My bare feet, blackened and stained with dried blood, padded across the rug as I paced back and forth in my confined space by the bed. My breaths quickened in panic as my chest tightened and squeezed my air away as fragments of yesterday returned slowly. Denny and I, held at gunpoint by Damian… Denny’s dead body, then Jasper's… Gage and Kane storming the shower room… fleeing the jail, Trey, the grenade, the explosion.


“The grenade?”  I sat on the bed and looked up at Gage and Casey, both dumbfounded. Neither dared say anything. I searched Gage’s eyes and pleaded with him to tell me otherwise, as I recognized the devastating, heart wrenching pain he was unable to hide. “No…! He can’t be… He’s not gone.”


Casey walked over to me and tried to put his arm around me.


“Stop!
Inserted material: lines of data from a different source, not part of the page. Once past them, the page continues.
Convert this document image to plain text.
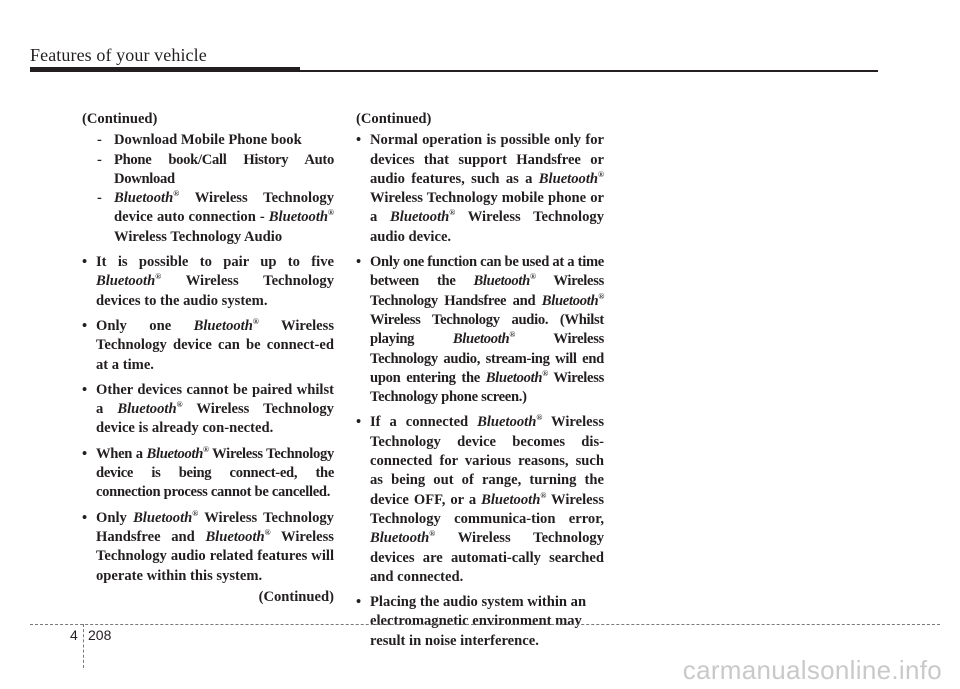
Features of your vehicle
(Continued)
- Download Mobile Phone book
- Phone book/Call History Auto Download
- Bluetooth® Wireless Technology device auto connection - Bluetooth® Wireless Technology Audio
• It is possible to pair up to five Bluetooth® Wireless Technology devices to the audio system.
• Only one Bluetooth® Wireless Technology device can be connect-ed at a time.
• Other devices cannot be paired whilst a Bluetooth® Wireless Technology device is already con-nected.
• When a Bluetooth® Wireless Technology device is being connect-ed, the connection process cannot be cancelled.
• Only Bluetooth® Wireless Technology Handsfree and Bluetooth® Wireless Technology audio related features will operate within this system.
(Continued)
(Continued)
• Normal operation is possible only for devices that support Handsfree or audio features, such as a Bluetooth® Wireless Technology mobile phone or a Bluetooth® Wireless Technology audio device.
• Only one function can be used at a time between the Bluetooth® Wireless Technology Handsfree and Bluetooth® Wireless Technology audio. (Whilst playing	Bluetooth®	Wireless Technology audio, stream-ing will end upon entering the Bluetooth® Wireless Technology phone screen.)
• If a connected Bluetooth® Wireless Technology device becomes dis-connected for various reasons, such as being out of range, turning the device OFF, or a Bluetooth® Wireless Technology communica-tion error, Bluetooth® Wireless Technology devices are automati-cally searched and connected.
• Placing the audio system within an electromagnetic environment may result in noise interference.
4 208
carmanualsonline.info
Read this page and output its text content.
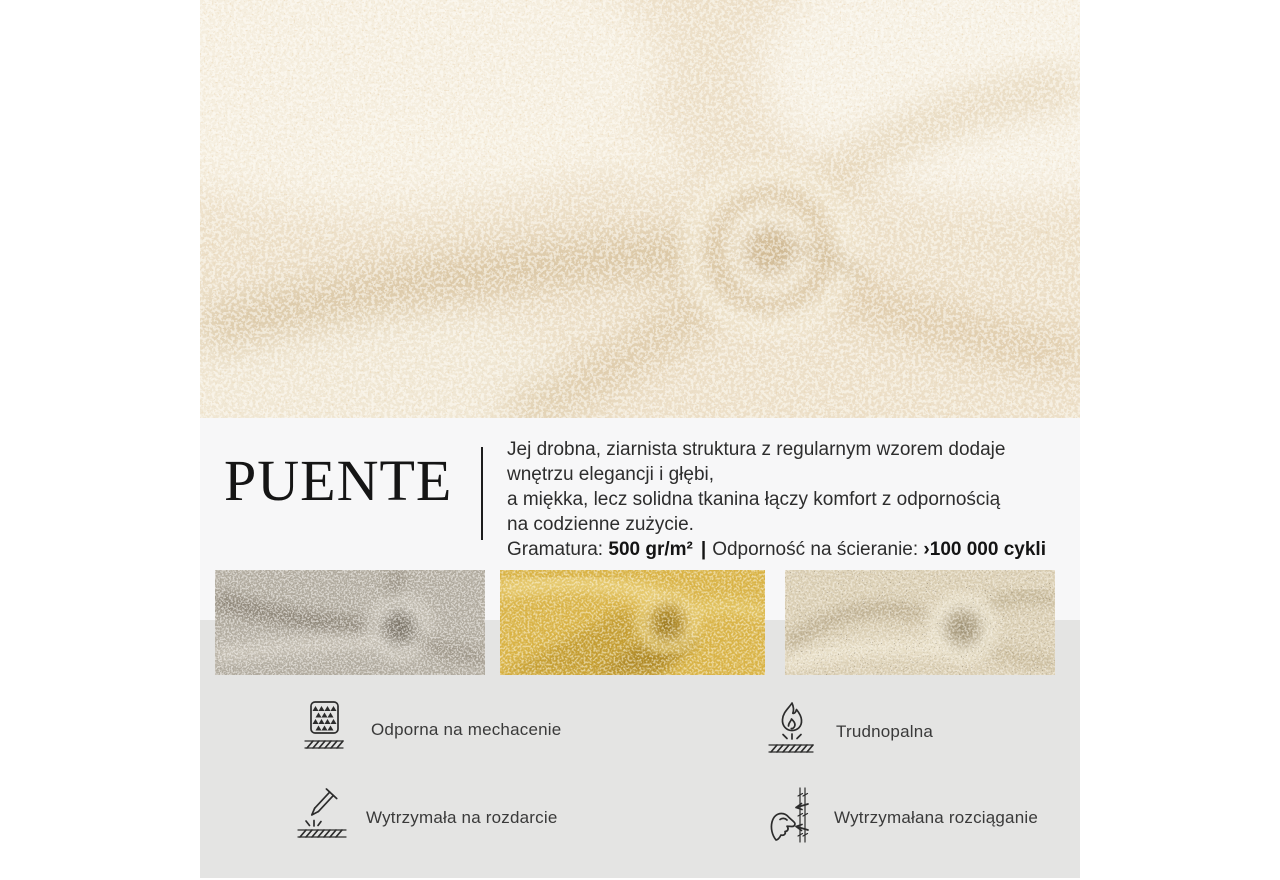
PUENTE	Jej drobna, ziarnista struktura z regularnym wzorem dodaje
wnętrzu elegancji i głębi,
a miękka, lecz solidna tkanina łączy komfort z odpornością
na codzienne zużycie.
Gramatura: 500 gr/m² | Odporność na ścieranie: ›100 000 cykli
Odporna na mechacenie	Trudnopalna
Wytrzymała na rozdarcie	Wytrzymałana rozciąganie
He’s not gone! You are just saying that Casey!” I shoved him away.


“Why would I just say that? You know he’s gone Jade, you were here. He died right here, in this bed,” Casey said, then turned to Gage. “She doesn’t remember… she had to wake up when she should have been sleeping off the drug.”


“She slept four hours, how long does it usually take?” Gage asked as he ran a frustrated hand through his hair.


“Twelve hours-”


“I need to see him,” I said, interrupting their conversation and tried to leave the room.


“Jade, you aren’t thinking straight.” Casey picked me up as I fought against him. I pleaded with him to let me go but he wouldn’t as he brought me over to the bed.


“Casey! Stop!  Please!”


“I don’t want to do this, Jade. But it’s for your own good... Gage, hold her down!”


“Gage! Don’t please!” I cried, as he held me down. 


He looked at me, painful tears visible in his eyes and desperation on his face. Casey held my arm with one hand as he fumbled for the needle. He struggled but gave me the injection and the burn crawled up my arm.


“Why are you doing this?” I cried, as my eyelids grew heavy. “You said you would help me! You said you weren’t like him Casey!”


“I’m not like Damian. I am helping you... I didn’t give you very much,” he said, and the hurt in Casey’s eyes faded from my vision as the wave hit me then I relaxed into sedation. I heard Gage and Casey argue as I drifted off.


“Don’t make me do that again, Casey!”


“You might have to! We didn’t have a choice. That was the drug acting, not her. And bringing her off it isn’t going to be easy…”


***


As I woke, I saw Kane in a chair in the far corner of the room, his head rested in his hands as his fingers pressed firmly into his temples. “Kane,” I said in a raspy whisper. Golden-specked dust motes floated in the air through the bright light from the window, disturbed with aimless direction as he sat up. He looked at me, his eyes, weary.


“Yeah,” he said. His voice deep and rough in his throat and he cleared it as he moved over to the edge of my bed.


Tears welled in my eyes. From the regret etched on his face, I already knew the answer. The faint memory of my last minutes with Trey sifted through the fog in my mind as if lost in a terrible nightmare that didn't end when I woke up. “Please tell me, Trey isn’t dead, is he?”


“Gage told me what happened… Trey is dead.”


“No…”  My heart sank into the pit of my stomach as if it were a ton of heavy bricks and rolled to my side, away from him. My cries muffled into the pillow and my mind slowly cleared. My memory of yesterday flooded into my mind and I felt the shock of my loss all over again. I remembered all of it and I didn’t want to believe it.


“No, Kane,” I sobbed, as I clutched the bed cover, tightened into my fist. My body ached from the physical, tortuous pain caused by Trey's absence.


“I’m sorry,” he said, his voice wavered unrestrained as he placed a hand on my shoulder. His fingers trembled under his grip as he fought through his own torture.


“Is he here still?”


Kane hesitated. “Yeah.”


I turned and glanced at him over my shoulder through my tears, my eyes puffy as I wiped them dry. “Can I go see him?”


“No,” he said, as a lament look settled deeper into his already sorrowful eyes.


“Why?”


“I don’t want you to remember him that way… I want you to remember him alive, Jade.”